I do not believe that this testimony meets the requirements of Carey and Stachura that there must be proof of actual injury. When compared with the cases discussed above, such as Brule and Busche, the evidence here does not even come close, qualitatively or' quantitatively.

The reliance on Restatement (Second) of Torts Section 912 (1979) for the proposition that the trier of fact can properly award substantial damages as compensation for harms that normally flow from a tortious injury without specific proof of their existence neither correctly states the Restatement nor comports with the teachings of Carey and Stachura. Section 912 provides:

One to whom another has tortiously caused harm is entitled to compensatory damages for the harm if, but only if, he establishes by proof the extent of the harm and the amount of money representing adequate compensation with as much certainty as the nature of the tort and the circumstances permit.

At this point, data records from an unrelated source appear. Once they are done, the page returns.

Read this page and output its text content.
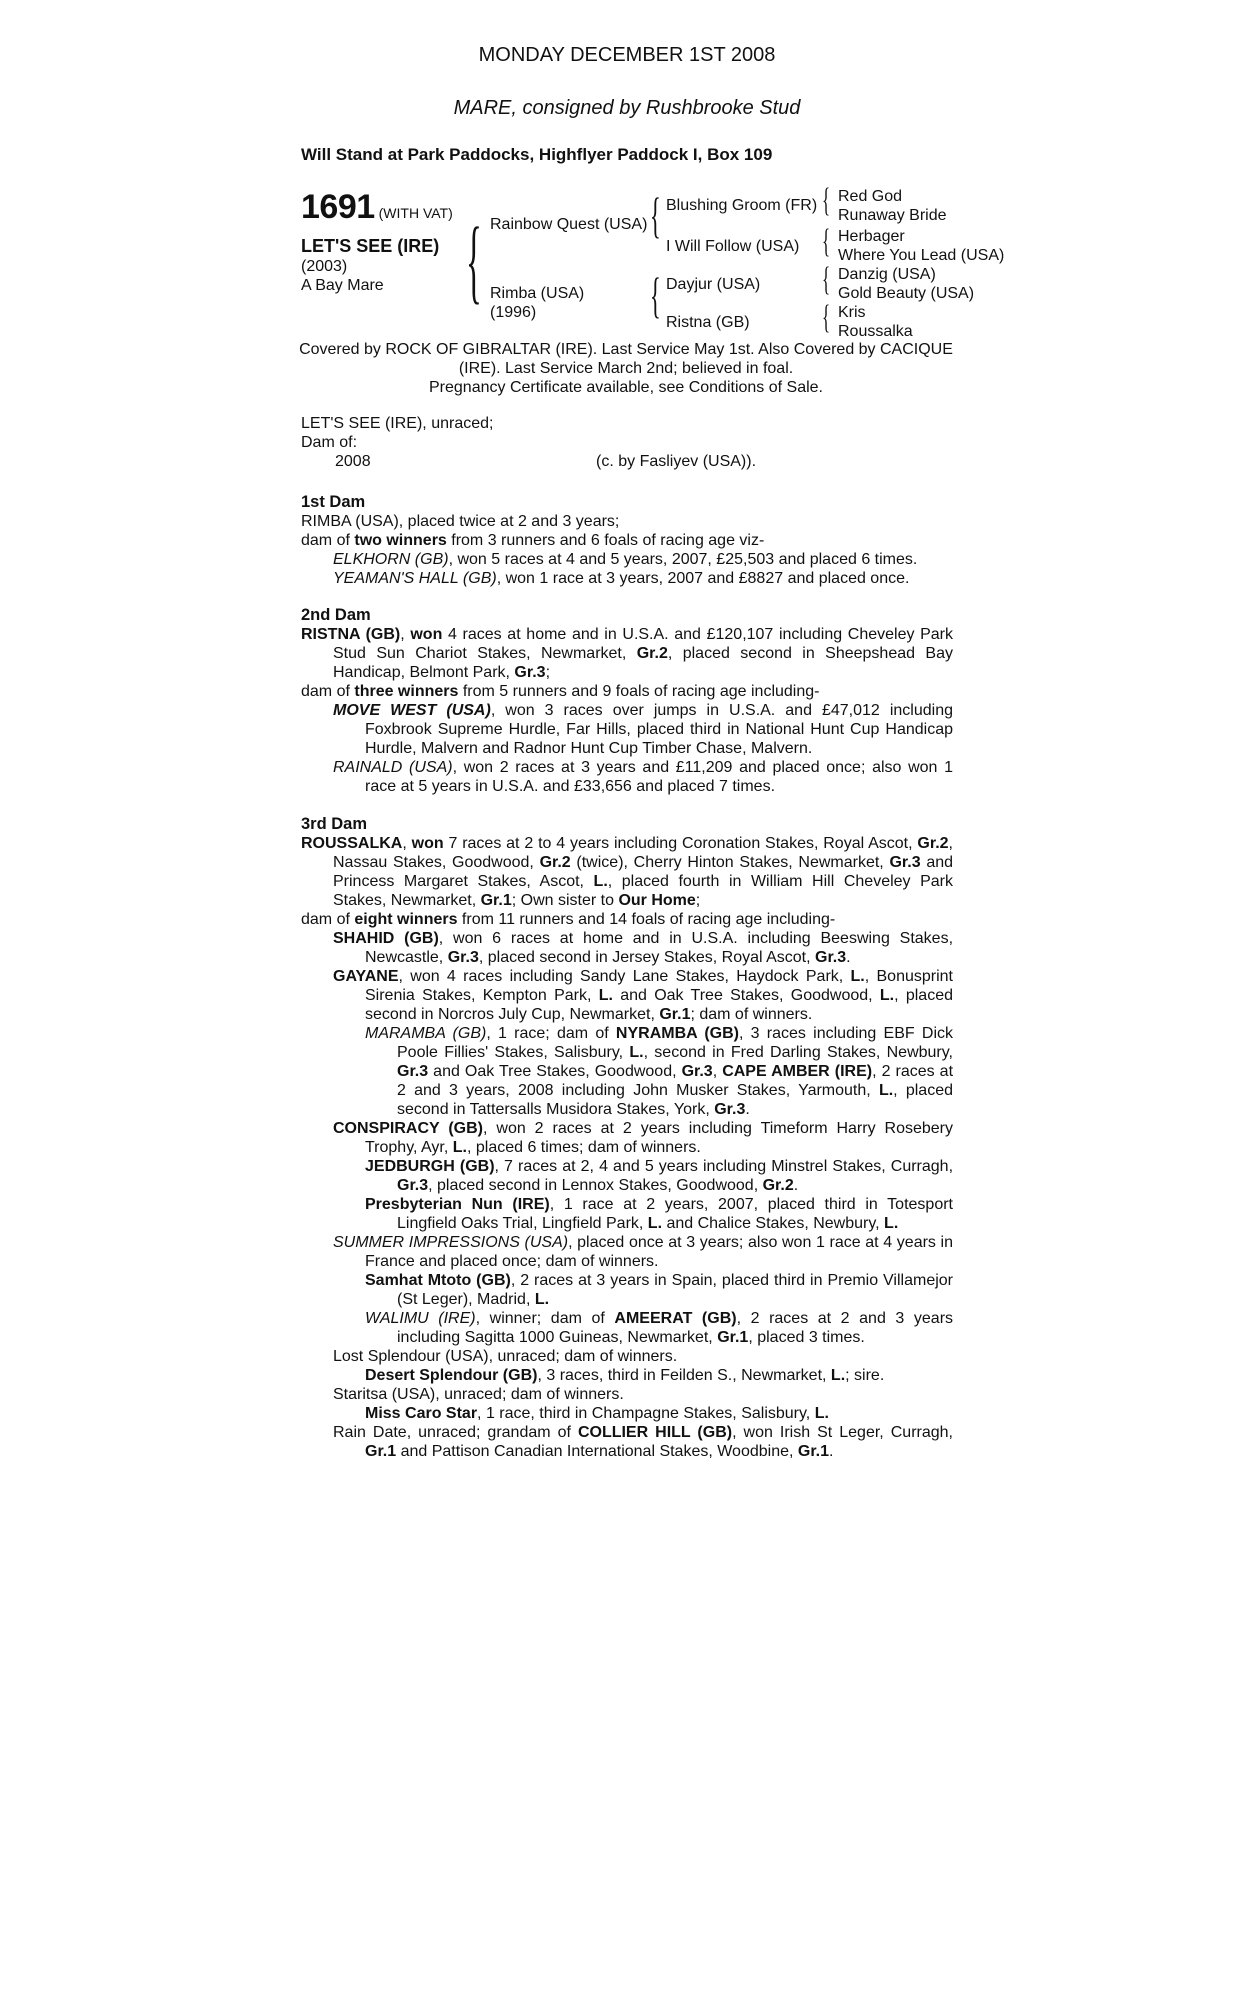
MONDAY DECEMBER 1ST 2008
MARE, consigned by Rushbrooke Stud
Will Stand at Park Paddocks, Highflyer Paddock I, Box 109
1691 (WITH VAT)
LET'S SEE (IRE)
(2003)
A Bay Mare { Rainbow Quest (USA)
Rimba (USA)
(1996)
{
{
Blushing Groom (FR)
I Will Follow (USA)
Dayjur (USA)
Ristna (GB)
{
{
{
{
Red God
Runaway Bride
Herbager
Where You Lead (USA)
Danzig (USA)
Gold Beauty (USA)
Kris
Roussalka
Covered by ROCK OF GIBRALTAR (IRE). Last Service May 1st. Also Covered by CACIQUE
(IRE). Last Service March 2nd; believed in foal.
Pregnancy Certificate available, see Conditions of Sale.
LET'S SEE (IRE), unraced;
Dam of:
2008	(c. by Fasliyev (USA)).
1st Dam
RIMBA (USA), placed twice at 2 and 3 years;
dam of two winners from 3 runners and 6 foals of racing age viz-
ELKHORN (GB), won 5 races at 4 and 5 years, 2007, £25,503 and placed 6 times.
YEAMAN'S HALL (GB), won 1 race at 3 years, 2007 and £8827 and placed once.
2nd Dam
RISTNA (GB), won 4 races at home and in U.S.A. and £120,107 including Cheveley Park Stud Sun Chariot Stakes, Newmarket, Gr.2, placed second in Sheepshead Bay Handicap, Belmont Park, Gr.3;
dam of three winners from 5 runners and 9 foals of racing age including-
MOVE WEST (USA), won 3 races over jumps in U.S.A. and £47,012 including Foxbrook Supreme Hurdle, Far Hills, placed third in National Hunt Cup Handicap Hurdle, Malvern and Radnor Hunt Cup Timber Chase, Malvern.
RAINALD (USA), won 2 races at 3 years and £11,209 and placed once; also won 1 race at 5 years in U.S.A. and £33,656 and placed 7 times.
3rd Dam
ROUSSALKA, won 7 races at 2 to 4 years including Coronation Stakes, Royal Ascot, Gr.2, Nassau Stakes, Goodwood, Gr.2 (twice), Cherry Hinton Stakes, Newmarket, Gr.3 and Princess Margaret Stakes, Ascot, L., placed fourth in William Hill Cheveley Park Stakes, Newmarket, Gr.1; Own sister to Our Home;
dam of eight winners from 11 runners and 14 foals of racing age including-
SHAHID (GB), won 6 races at home and in U.S.A. including Beeswing Stakes, Newcastle, Gr.3, placed second in Jersey Stakes, Royal Ascot, Gr.3.
GAYANE, won 4 races including Sandy Lane Stakes, Haydock Park, L., Bonusprint Sirenia Stakes, Kempton Park, L. and Oak Tree Stakes, Goodwood, L., placed second in Norcros July Cup, Newmarket, Gr.1; dam of winners.
MARAMBA (GB), 1 race; dam of NYRAMBA (GB), 3 races including EBF Dick Poole Fillies' Stakes, Salisbury, L., second in Fred Darling Stakes, Newbury, Gr.3 and Oak Tree Stakes, Goodwood, Gr.3, CAPE AMBER (IRE), 2 races at 2 and 3 years, 2008 including John Musker Stakes, Yarmouth, L., placed second in Tattersalls Musidora Stakes, York, Gr.3.
CONSPIRACY (GB), won 2 races at 2 years including Timeform Harry Rosebery Trophy, Ayr, L., placed 6 times; dam of winners.
JEDBURGH (GB), 7 races at 2, 4 and 5 years including Minstrel Stakes, Curragh, Gr.3, placed second in Lennox Stakes, Goodwood, Gr.2.
Presbyterian Nun (IRE), 1 race at 2 years, 2007, placed third in Totesport Lingfield Oaks Trial, Lingfield Park, L. and Chalice Stakes, Newbury, L.
SUMMER IMPRESSIONS (USA), placed once at 3 years; also won 1 race at 4 years in France and placed once; dam of winners.
Samhat Mtoto (GB), 2 races at 3 years in Spain, placed third in Premio Villamejor (St Leger), Madrid, L.
WALIMU (IRE), winner; dam of AMEERAT (GB), 2 races at 2 and 3 years including Sagitta 1000 Guineas, Newmarket, Gr.1, placed 3 times.
Lost Splendour (USA), unraced; dam of winners.
Desert Splendour (GB), 3 races, third in Feilden S., Newmarket, L.; sire.
Staritsa (USA), unraced; dam of winners.
Miss Caro Star, 1 race, third in Champagne Stakes, Salisbury, L.
Rain Date, unraced; grandam of COLLIER HILL (GB), won Irish St Leger, Curragh, Gr.1 and Pattison Canadian International Stakes, Woodbine, Gr.1.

My reading of that section suggests that it deals only with the certainty of damages, not the essential elements that a plaintiff must prove to establish the damages. The problem in the case before us is not a lack of certainty as to the extent of damages; rather, it is the lack of proof of any damages at all.

Further, to simply conclude that the involuntary loss of a job would cause emotional distress, without proof of how such distress was manifested, simply ignores Carey and Stackura.

3. Lack of Medical Expert Evidence to Support Damage Award

I agree that, while medical or similar type expert testimony would strengthen a claim for emotional injury, it is not essential to prove a claim for emotional distress. See Busche v. Burkee; Whitley v. Seibel.

4. Causation

Defendants argue that if we hold that plaintiff suffered emotional distress, nevertheless, there was no evidence that such was the result of the wrongful deprivation of his constitutional rights as opposed to a lawful termination. They cite Laje v. R.E. Thomason General Hospital, 665 F.2d 724 (5th Cir.1982), wherein the plaintiff was able to recover damages only for the procedural violation which preceded his otherwise lawful firing. There are two answers adverse to defendants’ position. First, under my analysis, this sub-issue need not be reached because I would hold that plaintiff is entitled to no more than nominal damages. Second, defendants ignore the fact that the violation of the constitutional right and the termination were inseparably connected, since the termination here, unlike the termination on Laje, was unlawful. To accept defendants’ argument, we would have to find that the termination was lawful; that position has been correctly rejected.

CONCLUSION

For the reasons stated, I respectfully dissent on the issue of damages, and would remand with instructions to award plaintiff nominal damages of $1.00 plus his attorney fees. See Carey v. Piphus, 435 U.S. at 257 n. 11, 98 S.Ct. at 1049 n. 11 (potential liability of Section 1983 defendants for attorney fees provides assurance that state agents will not ignore due process rights); Basiardanes v. City of Galveston, 682 F.2d 1203 (5th Cir.1982) (nominal damages held to justify imposition of attorney fees and costs even though plaintiff fails to prove actual injury necessary to sustain an award of compensatory damages); Lamar v. Steele, 693 F.2d 559 (5th Cir.1982), cert. denied, 464 U.S. 821, 104 S.Ct. 86, 78 L.Ed.2d 95 (1983) (same).